Some thoughts about the meaning of Christmas:
He was created of a mother whom He created. He was carried by hands that He formed. He cried in the manger in wordless infancy, He the Word, without whom all human eloquence is mute.
There were many who saw the babe, but did not see the salvation.
For the Christ-child who comes is the Master of all; No palace too great, no cottage too small.
Rejoice, that the immortal God is born, so that mortal man may live in eternity.
His poverty was so great that He was born in another man’s house, and buried in another man’s tomb.

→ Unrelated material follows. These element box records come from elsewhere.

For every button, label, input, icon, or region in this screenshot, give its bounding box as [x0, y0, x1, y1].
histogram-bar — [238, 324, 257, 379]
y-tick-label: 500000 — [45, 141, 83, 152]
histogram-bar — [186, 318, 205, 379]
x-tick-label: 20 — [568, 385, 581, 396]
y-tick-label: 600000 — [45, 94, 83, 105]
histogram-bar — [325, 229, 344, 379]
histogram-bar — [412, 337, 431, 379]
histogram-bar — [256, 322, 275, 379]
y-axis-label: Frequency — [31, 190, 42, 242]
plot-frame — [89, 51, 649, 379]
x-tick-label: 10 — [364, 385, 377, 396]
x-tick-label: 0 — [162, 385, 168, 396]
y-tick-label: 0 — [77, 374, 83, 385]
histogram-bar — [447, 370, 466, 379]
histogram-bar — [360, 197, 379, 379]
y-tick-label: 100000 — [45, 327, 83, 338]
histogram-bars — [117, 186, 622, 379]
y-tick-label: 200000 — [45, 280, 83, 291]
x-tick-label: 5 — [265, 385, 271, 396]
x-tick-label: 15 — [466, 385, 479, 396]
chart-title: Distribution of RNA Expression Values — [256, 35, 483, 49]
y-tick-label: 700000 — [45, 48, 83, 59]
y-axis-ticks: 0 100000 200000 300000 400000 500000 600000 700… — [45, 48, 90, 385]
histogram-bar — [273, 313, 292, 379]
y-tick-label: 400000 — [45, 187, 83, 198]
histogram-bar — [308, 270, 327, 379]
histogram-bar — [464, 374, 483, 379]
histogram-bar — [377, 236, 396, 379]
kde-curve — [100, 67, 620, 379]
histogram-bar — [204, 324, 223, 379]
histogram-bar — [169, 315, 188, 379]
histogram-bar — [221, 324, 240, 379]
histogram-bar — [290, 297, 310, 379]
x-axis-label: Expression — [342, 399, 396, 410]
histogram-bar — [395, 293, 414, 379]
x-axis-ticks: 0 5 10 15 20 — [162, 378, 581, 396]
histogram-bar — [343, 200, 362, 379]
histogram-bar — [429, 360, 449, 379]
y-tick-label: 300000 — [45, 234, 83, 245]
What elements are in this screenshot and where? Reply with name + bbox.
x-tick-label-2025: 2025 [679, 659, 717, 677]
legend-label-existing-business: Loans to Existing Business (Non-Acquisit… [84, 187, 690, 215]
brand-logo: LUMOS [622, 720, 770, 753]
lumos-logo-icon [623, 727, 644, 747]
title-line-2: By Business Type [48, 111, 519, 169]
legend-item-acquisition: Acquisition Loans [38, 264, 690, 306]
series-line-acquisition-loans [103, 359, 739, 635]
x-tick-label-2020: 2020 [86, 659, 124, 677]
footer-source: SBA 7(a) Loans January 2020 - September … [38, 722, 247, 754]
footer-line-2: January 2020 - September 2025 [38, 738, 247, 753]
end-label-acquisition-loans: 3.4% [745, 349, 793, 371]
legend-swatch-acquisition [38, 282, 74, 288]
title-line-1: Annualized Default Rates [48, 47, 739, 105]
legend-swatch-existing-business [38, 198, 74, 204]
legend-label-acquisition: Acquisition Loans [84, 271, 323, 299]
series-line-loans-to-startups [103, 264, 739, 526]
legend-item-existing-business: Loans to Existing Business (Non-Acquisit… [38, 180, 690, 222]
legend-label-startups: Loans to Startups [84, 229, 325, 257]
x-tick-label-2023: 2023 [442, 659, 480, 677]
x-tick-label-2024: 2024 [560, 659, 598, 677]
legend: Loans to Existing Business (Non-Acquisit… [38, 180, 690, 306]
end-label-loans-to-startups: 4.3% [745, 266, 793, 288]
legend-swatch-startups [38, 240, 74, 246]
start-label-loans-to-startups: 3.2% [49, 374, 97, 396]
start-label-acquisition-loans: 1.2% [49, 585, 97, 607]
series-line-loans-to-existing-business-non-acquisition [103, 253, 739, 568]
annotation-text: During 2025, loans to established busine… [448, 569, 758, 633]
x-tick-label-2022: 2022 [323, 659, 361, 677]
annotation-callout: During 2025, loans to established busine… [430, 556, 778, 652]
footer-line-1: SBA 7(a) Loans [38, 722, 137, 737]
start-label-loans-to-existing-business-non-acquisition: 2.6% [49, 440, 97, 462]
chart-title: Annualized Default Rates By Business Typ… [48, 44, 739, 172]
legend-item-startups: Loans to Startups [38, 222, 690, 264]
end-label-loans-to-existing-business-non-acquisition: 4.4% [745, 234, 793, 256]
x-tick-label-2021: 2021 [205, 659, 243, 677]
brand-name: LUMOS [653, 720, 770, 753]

It is here, in the thing that happened at the first Christmas, that the most profound unfathomable depths of the Christian revelation lie. God became man; Nothing in fiction is so fantastic as this truth of the incarnation.
Who can add to Christmas? The perfect motive is that God so loved the world. The perfect gift is that He gave His only Son. The only requirement is to believe in Him. The reward of faith is that you shall have everlasting life.
–Corrie Ten Boom
The Almighty appeared on earth as a helpless human baby, needing to be fed and changed and taught to talk like any other child. The more you think about it, the more staggering it gets. Nothing in fiction is so fantastic as this truth of the Incarnation.
— J.I. Packer
There were only a few shepherds at the first Bethlehem. The ox and the donkey understood more of the first Christmas than the high priests in Jerusalem. And it is the same today.
Christmas is based on an exchange of gifts, the gift of God to man – His unspeakable gift of His Son, and the gift of man to God – when we present our bodies a living sacrifice.
The idea that there’s a force of love and logic behind the universe is overwhelming to start with, if you believe it. Actually, maybe even far-fetched to start with, but the idea that that same love and logic would choose to describe itself as a baby born in shit and straw and poverty is genius, and brings me to my knees, literally. To me, as a poet, I am just in awe of that. It makes some sort of poetic sense. It’s the thing that makes me a believer, though it didn’t dawn on me for many years.
The central miracle asserted by Christians is the incarnation. They say that God became man.
— C.S. Lewis
Infinite, and an infant. Eternal, and yet born of a woman. Almighty, and yet hanging on a woman’s breast. Supporting a universe, and yet needing to be carried in a mother’s arms. King of angels, and yet the reputed son of Joseph. Heir of all things, and yet the carpenter’s despised son.
Carols stir us. Holy words inspire us. The golden glow from the manger warms us. A little religion at Christmas is fine. But that glow in the manger comes from the Light of the world. It exposes evil and either redeems it or destroys it. The babe in the manger is far more than an object for sentimental sighs. He is the Son of God who must be accepted as ruler – or confronted as rival.
–John G. Stackhouse, Jr.
It is good to be children sometimes, and never better than at Christmas when its mighty Founder was a child Himself.
Christmas is for children. But it is for grown-ups too. Even if it is a headache, a chore, and a nightmare, it is a period of necessary defrosting of chilled hidebound hearts.
–Lenora Mattingly Weber
Hark the herald angels sing,
Glory to the newborn king.”
Peace on earth, and mercy mild,
God and sinners reconciled.
This Gospel anticipates a world far different from C.S. Lewis’s Narnia, where it is “always winter, and never Christmas.” The promise of the Gospel is that it is “always Christmas.” To be “in Christ” is to enjoy each morning as a Christmas morning with the family of God, celebrating the gift of God around the tree of life.
The spirit of Christmas needs to be superseded by the Spirit of Christ. The spirit of Christmas is annual; the Spirit of Christ is eternal. The spirit of Christmas is sentimental; the Spirit of Christ is supernatural. The spirit of Christmas is a human product; the Spirit of Christ is a divine person. That makes all the difference in the world.
Here’s a side to the Christmas story that isn’t often told: Those soft little hands, fashioned by the Holy Spirit in Mary’s womb, were made so that nails might be driven through them. Those baby feet, pink and unable to walk, would one day walk up a dusty hill to be nailed to a cross. That sweet infant’s head with sparkling eyes and eager mouth was formed so that someday men might force a crown of thorns onto it. That tender body, warm and soft, wrapped in swaddling clothes, would one day be ripped open by a spear. Jesus was born to die.